Braid…what could have been.
In case you missed our demo-licious post, Braid is a cross between a platformer and a puzzler available from XBox Live Arcade. The price tag is $15, high by XBLA standards. The cost is to offset the money put forward by the game’s designer, Jonathan Blow, who claims the game cost him $180,000 to make. Was it money well spent for us or for Jon? Ehh…no.
The game starts out with great promise. You play the role of Tim, a boy in search of his lost love, who he alienated some time ago. I believe that’s the premise, anyway. Therein lies the overarching theme of Braid: confusion. It all begins when the first level of the game is World 2. Wha? I thought I had accidentally skipped past the first section of the game.
The game challenges you to use your intuition to solve puzzles. Each solved puzzle will result in a puzzle piece, part of a master image for each world that must be assembled. The controls of the game are never thoroughly fleshed out…a look at the controller layout in the pause menu denotes that the analog stick moves you, ‘A’ jumps, and ‘b’ does something. Alas, there are far more controls available to you that become necessary pieces of your arsenal. The most important ability is the ‘X” button which allows you to reverse time, in much the same way as Prince of Persia: The Sands of Time. When you screw up and jump into a pit or run into a baddie, hold down x to undo your unfortunate attempt and get back on the right path.
These simple mechanics make for a great first two levels. The puzzles are innovative and, most of all, intuitive. The game never holds your hand and says ‘you need to move over here and jump onto that ledge’ but it leads you there almost subconsciously.
Then in World 4, really level 3, the wheels fall off. The game begins to introduce more complex mechanics like the world rewinding anytime you move to the left or a shadow character that also affects the world. I’m not sure if they ran out of ideas for puzzles using the existing foundation but suddenly you’re constantly left wondering what to do next. The game completely loses steam and I began to have fits of frustration. The game essentially abandons the player to figure out schemes that were never introduced into the game. I found myself trying and trying the same solutions to the puzzles without success. I ended up using an FAQ to pass three of the puzzles in the last two worlds and with every one I thought ‘I probably would have never thought of doing that’.
The first two levels are extremely enjoyable and so I would definitely recommend playing the demo, just don’t get sucked into paying for the full experience. Trust me, it will be tempting.
It’s a shame really that Braid ends up not fulfilling its promise. The simplistic yet beautiful art style should have cascaded into the game’s dynamics and everything should have been kept, well, simple. It is possible to have modest game elements and still provide an experience that is challenging to the player. Braid had it…and lost it. A true tale of almost, but not quite.
So, out of 60 puzzle pieces, we had to cheat thrice. That’s not too bad, right? You know what is bad? The writing in Braid. I mean really, really bad.

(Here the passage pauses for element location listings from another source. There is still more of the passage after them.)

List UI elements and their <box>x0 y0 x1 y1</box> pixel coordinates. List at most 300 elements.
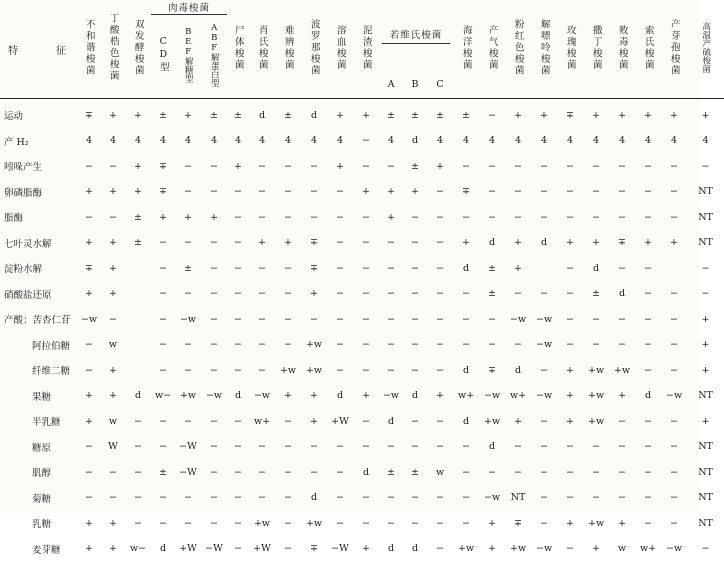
table-cell: − <box>566 466 575 478</box>
table-cell: + <box>362 109 370 121</box>
table-cell: +w <box>457 543 475 555</box>
table-cell: − <box>362 492 370 504</box>
table-cell: + <box>387 211 395 223</box>
table-cell: d <box>540 237 548 249</box>
row-feature-label: 淀粉水解 <box>4 264 43 276</box>
table-cell: − <box>284 543 292 555</box>
row-feature-label: 产酸：苦杏仁苷 <box>4 315 71 327</box>
table-cell: + <box>592 109 601 121</box>
table-cell: − <box>701 160 710 172</box>
table-cell: + <box>670 109 679 121</box>
table-cell: − <box>387 364 395 376</box>
table-cell: − <box>336 466 344 478</box>
table-cell: − <box>592 211 601 223</box>
table-cell: − <box>258 441 266 453</box>
table-cell: + <box>109 262 117 274</box>
row-feature-label: 吲哚产生 <box>4 162 43 174</box>
table-cell: ∓ <box>85 262 93 274</box>
table-cell: 4 <box>619 135 626 147</box>
table-cell: + <box>488 543 497 555</box>
table-cell: − <box>258 339 266 351</box>
table-cell: 4 <box>85 135 93 147</box>
table-cell: − <box>134 415 142 427</box>
table-cell: d <box>258 109 266 121</box>
table-cell: − <box>362 441 370 453</box>
table-row <box>0 256 724 282</box>
table-cell: + <box>701 313 710 325</box>
table-cell: − <box>336 313 344 325</box>
table-cell: − <box>462 313 471 325</box>
table-cell: − <box>540 288 549 300</box>
table-cell: −w <box>179 313 197 325</box>
table-row <box>0 281 724 307</box>
table-cell: + <box>644 109 653 121</box>
col-header-22: 败毒梭菌 <box>609 0 635 99</box>
table-cell: − <box>362 237 370 249</box>
table-cell: − <box>210 339 218 351</box>
table-cell: ± <box>411 109 419 121</box>
table-cell: ∓ <box>310 237 318 249</box>
table-cell: − <box>411 492 419 504</box>
table-cell: + <box>234 160 242 172</box>
table-cell: − <box>184 364 192 376</box>
table-row <box>0 434 724 460</box>
col-header-16: 海洋梭菌 <box>453 0 479 99</box>
table-cell: − <box>234 415 242 427</box>
table-cell: − <box>670 441 679 453</box>
table-cell: − <box>362 288 370 300</box>
table-cell: − <box>85 466 93 478</box>
table-cell: ∓ <box>488 364 497 376</box>
table-cell: − <box>644 492 653 504</box>
col-header-25: 高温产硫梭菌 <box>687 0 724 99</box>
table-cell: ∓ <box>566 109 575 121</box>
table-cell: ± <box>411 466 419 478</box>
table-cell: + <box>362 390 370 402</box>
table-cell: − <box>336 517 344 529</box>
table-cell: d <box>362 466 370 478</box>
col-header-3: 双发酵梭菌 <box>125 0 151 99</box>
table-cell: ± <box>387 109 395 121</box>
table-cell: ± <box>210 109 218 121</box>
table-cell: w <box>108 415 118 427</box>
table-cell: − <box>644 517 653 529</box>
table-cell: − <box>670 186 679 198</box>
table-cell: − <box>284 415 292 427</box>
table-cell: − <box>184 186 192 198</box>
table-cell: − <box>85 364 93 376</box>
table-cell: − <box>411 441 419 453</box>
table-cell: 4 <box>463 135 470 147</box>
table-cell: w+ <box>509 390 527 402</box>
table-cell: − <box>159 492 167 504</box>
table-cell: − <box>210 466 218 478</box>
col-header-21: 撒丁梭菌 <box>583 0 609 99</box>
table-cell: − <box>234 517 242 529</box>
table-cell: ± <box>284 109 292 121</box>
table-cell: + <box>566 415 575 427</box>
table-cell: − <box>462 466 471 478</box>
table-cell: − <box>436 441 444 453</box>
row-feature-label: 半乳糖 <box>32 417 61 429</box>
table-cell: − <box>258 466 266 478</box>
table-cell: − <box>310 313 318 325</box>
row-feature-label: 产 H₂ <box>4 136 29 148</box>
table-cell: − <box>701 288 710 300</box>
table-row <box>0 358 724 384</box>
table-cell: + <box>592 543 601 555</box>
table-cell: − <box>566 186 575 198</box>
table-cell: − <box>284 517 292 529</box>
table-cell: + <box>85 517 93 529</box>
table-cell: − <box>310 466 318 478</box>
table-cell: − <box>387 441 395 453</box>
table-cell: 4 <box>567 135 574 147</box>
table-row <box>0 179 724 205</box>
table-cell: −w <box>509 313 527 325</box>
table-cell: − <box>184 339 192 351</box>
table-cell: +W <box>253 543 271 555</box>
table-cell: − <box>592 160 601 172</box>
table-cell: − <box>592 313 601 325</box>
table-cell: − <box>462 160 471 172</box>
table-cell: ± <box>488 288 497 300</box>
table-cell: − <box>109 160 117 172</box>
table-cell: − <box>701 262 710 274</box>
col-header-11: 溶血梭菌 <box>327 0 353 99</box>
table-cell: − <box>284 492 292 504</box>
table-cell: − <box>258 313 266 325</box>
table-cell: + <box>701 339 710 351</box>
table-cell: − <box>411 415 419 427</box>
table-cell: − <box>109 466 117 478</box>
table-cell: − <box>436 262 444 274</box>
table-cell: − <box>462 339 471 351</box>
table-cell: − <box>436 364 444 376</box>
table-cell: − <box>411 288 419 300</box>
table-cell: +w <box>483 415 501 427</box>
table-cell: ∓ <box>462 186 471 198</box>
col-header-12: 泥渣梭菌 <box>353 0 379 99</box>
table-cell: − <box>362 364 370 376</box>
table-cell: − <box>336 364 344 376</box>
table-cell: − <box>234 288 242 300</box>
table-cell: − <box>618 492 627 504</box>
table-cell: NT <box>698 237 713 249</box>
table-cell: 4 <box>210 135 218 147</box>
table-cell: − <box>159 441 167 453</box>
table-cell: − <box>618 415 627 427</box>
table-cell: d <box>488 441 496 453</box>
table-cell: + <box>540 109 549 121</box>
table-cell: + <box>109 109 117 121</box>
table-cell: − <box>184 160 192 172</box>
table-cell: NT <box>698 390 713 402</box>
table-cell: − <box>387 237 395 249</box>
table-cell: − <box>592 339 601 351</box>
feature-column-header: 特 征 <box>0 0 77 99</box>
row-feature-label: 硝酸盐还原 <box>4 289 52 301</box>
col-header-14: B <box>403 71 427 99</box>
table-cell: +w <box>253 517 271 529</box>
table-cell: − <box>387 262 395 274</box>
table-cell: ± <box>387 466 395 478</box>
table-cell: − <box>234 543 242 555</box>
table-cell: − <box>109 313 117 325</box>
table-cell: − <box>436 492 444 504</box>
table-cell: +w <box>305 339 323 351</box>
table-cell: − <box>310 441 318 453</box>
table-cell: d <box>514 364 522 376</box>
table-cell: + <box>184 211 192 223</box>
group-header-botulinum: 肉毒梭菌 <box>151 0 227 15</box>
row-feature-label: 菊糖 <box>32 493 52 505</box>
table-cell: − <box>488 186 497 198</box>
table-cell: + <box>362 186 370 198</box>
row-feature-label: 糖原 <box>32 442 52 454</box>
table-cell: + <box>310 390 318 402</box>
table-cell: −w <box>665 390 683 402</box>
table-cell: + <box>284 237 292 249</box>
table-cell: − <box>488 211 497 223</box>
table-cell: − <box>462 288 471 300</box>
table-cell: − <box>184 237 192 249</box>
table-cell: + <box>566 517 575 529</box>
table-cell: − <box>644 415 653 427</box>
table-cell: 4 <box>134 135 142 147</box>
row-feature-label: 肌醇 <box>32 468 52 480</box>
table-cell: − <box>462 517 471 529</box>
table-cell: − <box>336 211 344 223</box>
table-cell: + <box>566 237 575 249</box>
table-cell: 4 <box>284 135 292 147</box>
table-cell: − <box>387 517 395 529</box>
table-cell: − <box>670 466 679 478</box>
table-cell: − <box>210 492 218 504</box>
table-cell: + <box>701 364 710 376</box>
table-cell: − <box>362 262 370 274</box>
row-feature-label: 果糖 <box>32 391 52 403</box>
table-cell: − <box>284 466 292 478</box>
table-cell: − <box>387 160 395 172</box>
col-header-7: 尸体梭菌 <box>227 0 249 99</box>
table-cell: − <box>644 339 653 351</box>
table-cell: ∓ <box>514 517 523 529</box>
table-cell: − <box>258 211 266 223</box>
table-cell: −w <box>535 339 553 351</box>
table-cell: NT <box>698 492 713 504</box>
table-cell: +w <box>179 390 197 402</box>
table-cell: − <box>618 441 627 453</box>
table-cell: w <box>435 466 445 478</box>
table-cell: + <box>85 415 93 427</box>
table-cell: −w <box>483 390 501 402</box>
table-cell: ± <box>159 466 167 478</box>
col-header-20: 玫瑰梭菌 <box>557 0 583 99</box>
table-cell: + <box>701 109 710 121</box>
table-cell: − <box>362 135 370 147</box>
table-body <box>0 99 724 562</box>
table-cell: + <box>436 390 444 402</box>
table-cell <box>125 358 151 384</box>
table-cell: − <box>540 415 549 427</box>
table-cell: + <box>85 390 93 402</box>
table-cell: ∓ <box>159 186 167 198</box>
table-row <box>0 485 724 511</box>
table-cell: − <box>670 415 679 427</box>
row-feature-label: 卵磷脂酶 <box>4 187 43 199</box>
table-cell: − <box>134 492 142 504</box>
table-cell: − <box>85 339 93 351</box>
table-cell: + <box>159 211 167 223</box>
table-cell: −w <box>253 390 271 402</box>
table-cell: −W <box>179 441 197 453</box>
table-cell: − <box>210 313 218 325</box>
row-feature-label: 脂酶 <box>4 213 24 225</box>
col-header-13: A <box>379 71 403 99</box>
table-cell: + <box>514 415 523 427</box>
table-cell: − <box>336 441 344 453</box>
table-cell: − <box>644 313 653 325</box>
table-cell: − <box>644 262 653 274</box>
table-cell: − <box>310 211 318 223</box>
col-header-4: CD型 <box>151 15 175 99</box>
table-cell: w+ <box>457 390 475 402</box>
table-cell: w <box>617 543 627 555</box>
table-cell: + <box>310 288 318 300</box>
table-cell: d <box>488 237 496 249</box>
table-cell: − <box>336 262 344 274</box>
table-cell: − <box>701 543 710 555</box>
table-cell: + <box>134 109 142 121</box>
table-cell: − <box>592 441 601 453</box>
table-cell: − <box>336 186 344 198</box>
table-cell: − <box>618 313 627 325</box>
row-feature-label: 阿拉伯糖 <box>32 340 71 352</box>
table-cell: 4 <box>159 135 167 147</box>
table-cell: − <box>514 186 523 198</box>
table-cell: − <box>462 211 471 223</box>
table-cell: − <box>540 441 549 453</box>
table-cell: 4 <box>645 135 652 147</box>
table-cell: − <box>462 492 471 504</box>
col-header-5: BEF解糖型 <box>175 15 201 99</box>
table-cell: + <box>618 390 627 402</box>
table-cell: − <box>462 441 471 453</box>
table-cell: + <box>592 237 601 249</box>
table-cell: − <box>644 160 653 172</box>
table-cell: + <box>134 186 142 198</box>
table-cell: 4 <box>109 135 117 147</box>
table-cell: − <box>159 339 167 351</box>
table-cell: +w <box>279 364 297 376</box>
table-cell: − <box>644 288 653 300</box>
table-cell: −w <box>535 543 553 555</box>
table-cell: d <box>310 492 318 504</box>
table-cell: − <box>540 492 549 504</box>
table-cell: − <box>210 288 218 300</box>
table-cell: − <box>436 237 444 249</box>
table-cell: − <box>387 492 395 504</box>
table-cell: ± <box>234 109 242 121</box>
table-cell: − <box>184 288 192 300</box>
table-cell: − <box>310 160 318 172</box>
table-cell: − <box>644 466 653 478</box>
table-cell: − <box>644 364 653 376</box>
table-cell: + <box>701 415 710 427</box>
table-cell: + <box>618 517 627 529</box>
table-cell <box>531 256 557 282</box>
row-feature-label: 七叶灵水解 <box>4 238 52 250</box>
table-row <box>0 460 724 486</box>
table-cell <box>125 281 151 307</box>
table-cell: − <box>670 492 679 504</box>
table-row <box>0 230 724 256</box>
table-cell: + <box>462 237 471 249</box>
table-cell: − <box>540 364 549 376</box>
table-cell: − <box>670 517 679 529</box>
table-cell: w− <box>154 390 172 402</box>
table-cell: W <box>108 441 118 453</box>
table-cell: d <box>134 390 142 402</box>
table-cell: +w <box>305 364 323 376</box>
table-cell: + <box>109 186 117 198</box>
table-cell: + <box>644 237 653 249</box>
table-cell: − <box>184 415 192 427</box>
table-cell: w+ <box>253 415 271 427</box>
table-cell: − <box>618 339 627 351</box>
table-cell: −w <box>382 390 400 402</box>
table-cell: ∓ <box>618 237 627 249</box>
table-cell: + <box>514 109 523 121</box>
table-cell: − <box>284 262 292 274</box>
col-header-18: 粉红色梭菌 <box>505 0 531 99</box>
table-cell <box>125 256 151 282</box>
table-cell: d <box>644 390 652 402</box>
table-cell: − <box>336 339 344 351</box>
table-cell: − <box>436 211 444 223</box>
table-cell: − <box>514 339 523 351</box>
table-cell: − <box>566 441 575 453</box>
table-cell: − <box>670 364 679 376</box>
table-cell: − <box>234 237 242 249</box>
table-cell: − <box>134 517 142 529</box>
table-cell: − <box>210 441 218 453</box>
table-cell: + <box>284 390 292 402</box>
table-cell: w− <box>129 543 147 555</box>
table-cell: − <box>644 186 653 198</box>
table-cell: + <box>387 186 395 198</box>
table-cell: + <box>618 109 627 121</box>
table-cell: + <box>670 237 679 249</box>
row-feature-label: 纤维二糖 <box>32 366 71 378</box>
table-cell: − <box>159 237 167 249</box>
table-cell: − <box>134 441 142 453</box>
table-cell: + <box>436 160 444 172</box>
table-cell: − <box>109 211 117 223</box>
table-cell: − <box>85 160 93 172</box>
table-cell: − <box>109 492 117 504</box>
table-cell: 4 <box>184 135 192 147</box>
table-cell: NT <box>698 517 713 529</box>
table-row <box>0 128 724 154</box>
table-cell: − <box>284 160 292 172</box>
table-row <box>0 154 724 180</box>
table-cell: ∓ <box>310 262 318 274</box>
table-cell: + <box>566 364 575 376</box>
table-cell: ∓ <box>159 160 167 172</box>
table-cell: d <box>462 415 470 427</box>
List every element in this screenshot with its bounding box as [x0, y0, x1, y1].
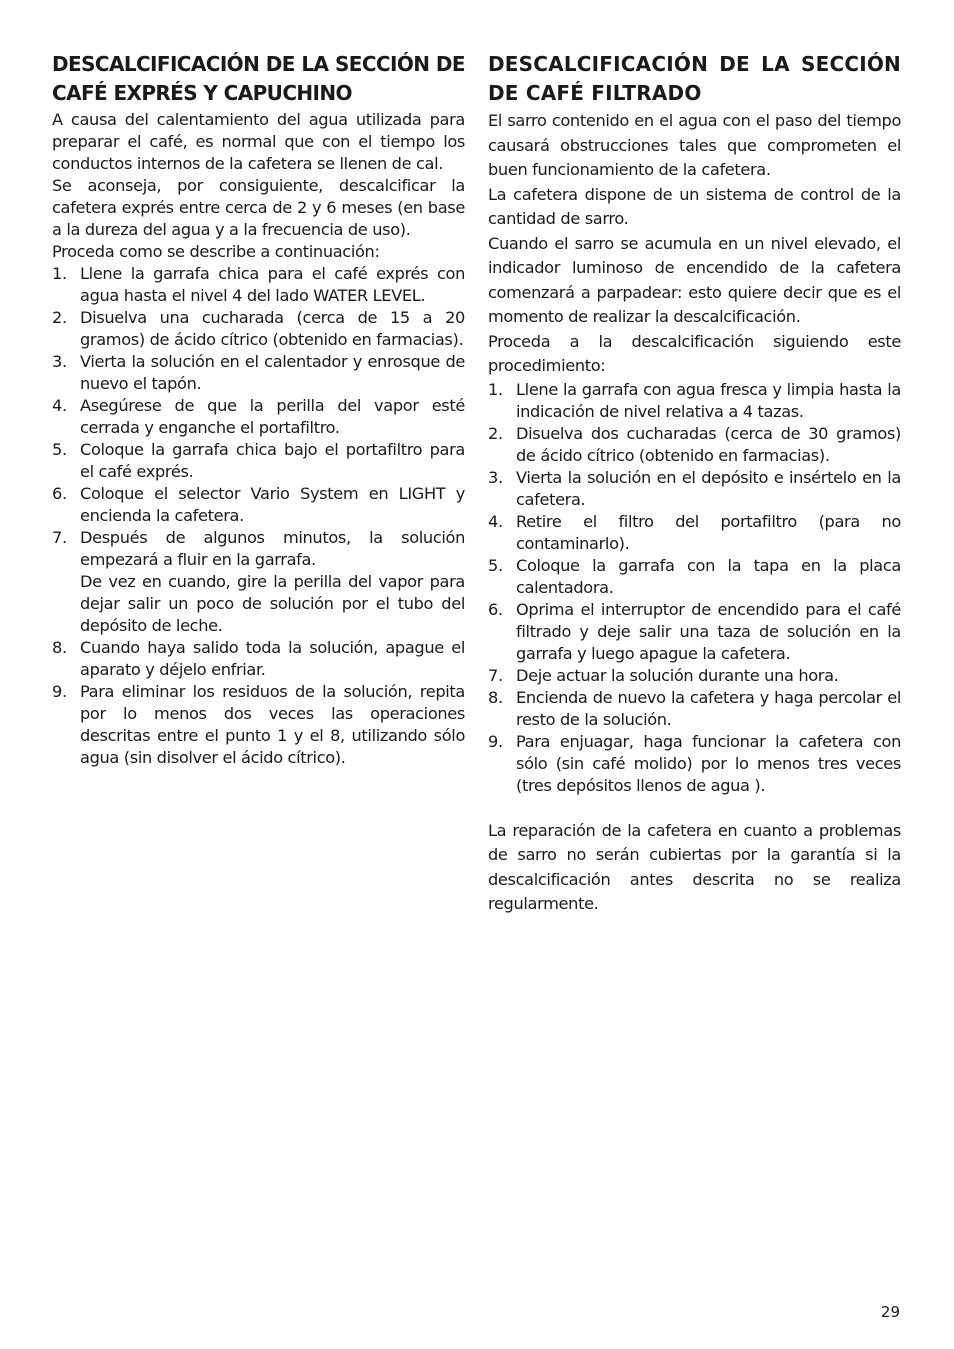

“The candy store. Everything he wanted was on the opposite side of that pane of glass. The store was decorated in bright colours, and the scents wafting out drove him crazy. He tried to rush for the door, or just get closer to the glass, but he couldn’t. She held him back with great strength. Why would she hold him back? How might he break free of her grasp? He considered violence.”
Don’t think that you’re missing some context there. You’re not. Want to hear another one?
“His arm weighed upon her shoulders, felt constrictive around her neck. “You’re burdening me with your ridiculous need,” she said. Or, she said: “You’re going the wrong way and you’re pulling me with you.” In another time, another place, she said: “Stop yanking on my arm; you’re hurting me!”
How about this…
“He scrutinized the fall of an apple, the twisting of metal orbs hanging from a thread. Through these clues he would find the Princess, see her face. After an especially fervent night of tinkering, he kneeled behind a bunker in the desert; he held a piece of welder’s glass up to his eyes and waited.”
Ummmm… what? Apparently we’re trying to find a princess, but other than that, I was completely lost. The writing was like what a stupid person would think talented writing would be like. It was universally awful, in every way.
As for the gameplay… my advice is to stick with the demo. Cherish the brilliant, yet simple puzzle-platformer it offers you, and don’t look for a deeper, richer gaming experience. You won’t find it. What you will find is some terrible dialogue, no control explanation, and a couple hours of hair-tearing frustration.
The Internets has informed me that a lot of people think that Braid is the greatest game ever. I can only assume that those people either only played the demo, or they enjoy trying the same jump 100 times trying to land on the correct pixel to complete a jump.
Obviously this game is really doing it for some gamers out there. Unfortunately, we are not those gamers.